Financial Times: Royal Dutch Shell starts trading as single company

“For the first time in its 98-year history, Royal Dutch Shell will trade today as a single, unified company in London…”:

Wednesday 20 July 2005

By Thomas Catan and Philip Stafford


For the first time in its 98-year history, Royal Dutch Shell will trade today as a single, unified company in London after 91 per cent of investors in Royal Dutch agreed to tender their old shares.

The company needed 95 per cent of Dutch shareholders to agree to the offer but it was able to invoke a clause allowing approval at lower levels.

The High Court also sanctioned the scheme of arrangement yesterday, the final step before a formal listing.

The new shares will also trade on Euronext Amsterdam and as American Depositary Receipts in New York.

News of the company’s reorganisation even hit sterling, as the final unification of the two parent companies sparked strong demand for euros from UK fund managers.

Shell shares have risen more than 20 per cent in London since the plan to combine the UK and Dutch companies was announced last October, as fund managers rebalanced portfolios to reflect the new company’s weighting in the FTSE 100 share index.

A Merrill Lynch survey of the UK’s top 50 fund managers, published in June, showed their holdings to be still far below the level required to hold a market weighting in the £127.5bn combined group.

However, shares in Shell Transport & Trading, the UK arm, fell 9p to 528p, with many active fund managers saying they were unhappy about the state of Shell’s underlying business.

Several worried about the effect of last week’s news that its flagship Russian gas project Sakhalin-2, was behind schedule and $10bn (£5.7bn) over budget.

The Royal Dutch Shell ‘A’ share, which started trading in London last Friday, has also been under pressure, falling from £18.35 at last Friday’s close to £18.24½ yesterday.

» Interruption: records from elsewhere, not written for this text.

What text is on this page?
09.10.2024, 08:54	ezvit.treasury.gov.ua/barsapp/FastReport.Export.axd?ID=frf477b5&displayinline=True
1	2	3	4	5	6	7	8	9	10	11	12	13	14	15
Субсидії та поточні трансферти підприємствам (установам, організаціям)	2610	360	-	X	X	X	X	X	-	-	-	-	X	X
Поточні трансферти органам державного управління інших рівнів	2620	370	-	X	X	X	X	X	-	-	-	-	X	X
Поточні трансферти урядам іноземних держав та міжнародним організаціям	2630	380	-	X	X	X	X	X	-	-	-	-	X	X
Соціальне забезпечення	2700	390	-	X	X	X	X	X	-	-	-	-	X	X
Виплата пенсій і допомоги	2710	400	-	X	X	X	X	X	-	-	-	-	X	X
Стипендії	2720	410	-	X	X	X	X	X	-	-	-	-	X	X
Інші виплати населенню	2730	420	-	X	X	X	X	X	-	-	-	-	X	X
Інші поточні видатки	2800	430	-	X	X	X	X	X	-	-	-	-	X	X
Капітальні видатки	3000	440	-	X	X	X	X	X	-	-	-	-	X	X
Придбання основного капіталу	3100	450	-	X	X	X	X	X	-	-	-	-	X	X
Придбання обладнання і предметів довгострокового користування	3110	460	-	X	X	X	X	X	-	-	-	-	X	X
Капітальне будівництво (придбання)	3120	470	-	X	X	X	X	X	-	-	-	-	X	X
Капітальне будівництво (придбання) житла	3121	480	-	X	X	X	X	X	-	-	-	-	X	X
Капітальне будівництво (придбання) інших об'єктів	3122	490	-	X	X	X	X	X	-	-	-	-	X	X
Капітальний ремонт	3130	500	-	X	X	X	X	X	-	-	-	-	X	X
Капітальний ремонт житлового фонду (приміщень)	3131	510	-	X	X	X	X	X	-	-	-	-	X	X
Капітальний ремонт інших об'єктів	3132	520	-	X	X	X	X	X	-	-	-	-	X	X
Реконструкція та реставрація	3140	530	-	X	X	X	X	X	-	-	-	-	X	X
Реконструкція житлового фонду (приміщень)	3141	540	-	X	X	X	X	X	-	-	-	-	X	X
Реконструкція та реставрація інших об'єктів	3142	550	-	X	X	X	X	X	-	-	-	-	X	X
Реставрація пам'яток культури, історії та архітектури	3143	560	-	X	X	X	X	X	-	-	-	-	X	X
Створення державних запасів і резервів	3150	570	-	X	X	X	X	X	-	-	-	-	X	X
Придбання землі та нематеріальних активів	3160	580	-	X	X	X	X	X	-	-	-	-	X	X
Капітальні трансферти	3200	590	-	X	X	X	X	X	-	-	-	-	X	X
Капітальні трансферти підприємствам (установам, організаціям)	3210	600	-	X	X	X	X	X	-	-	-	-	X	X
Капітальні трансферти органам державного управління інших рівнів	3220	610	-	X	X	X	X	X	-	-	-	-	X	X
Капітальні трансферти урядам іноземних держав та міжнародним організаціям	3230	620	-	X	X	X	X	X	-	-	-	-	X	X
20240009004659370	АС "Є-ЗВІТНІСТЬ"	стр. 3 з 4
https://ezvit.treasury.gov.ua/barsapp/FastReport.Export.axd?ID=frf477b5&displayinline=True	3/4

Andrew Freyre-Sanders, vice-president of global execution services at JPMorgan, said: “Although there has been significant positive demand for the stock, a willingness by other market participants to sell into this demand could cap any positive impact on the price.”

The company now will be able to use its new shares as currency to mount takeovers far more easily. However, Jeroen van der Veer, Shell chief executive, said in an interview that large acquisitions remained too expensive at current oil prices and it was hard to see they created shareholder value.

The company has said it would focus on smaller acquisitions of up to $9bn and asset swaps, such as that agreed this month with Gazprom, Russia’s state-run gas monopoly.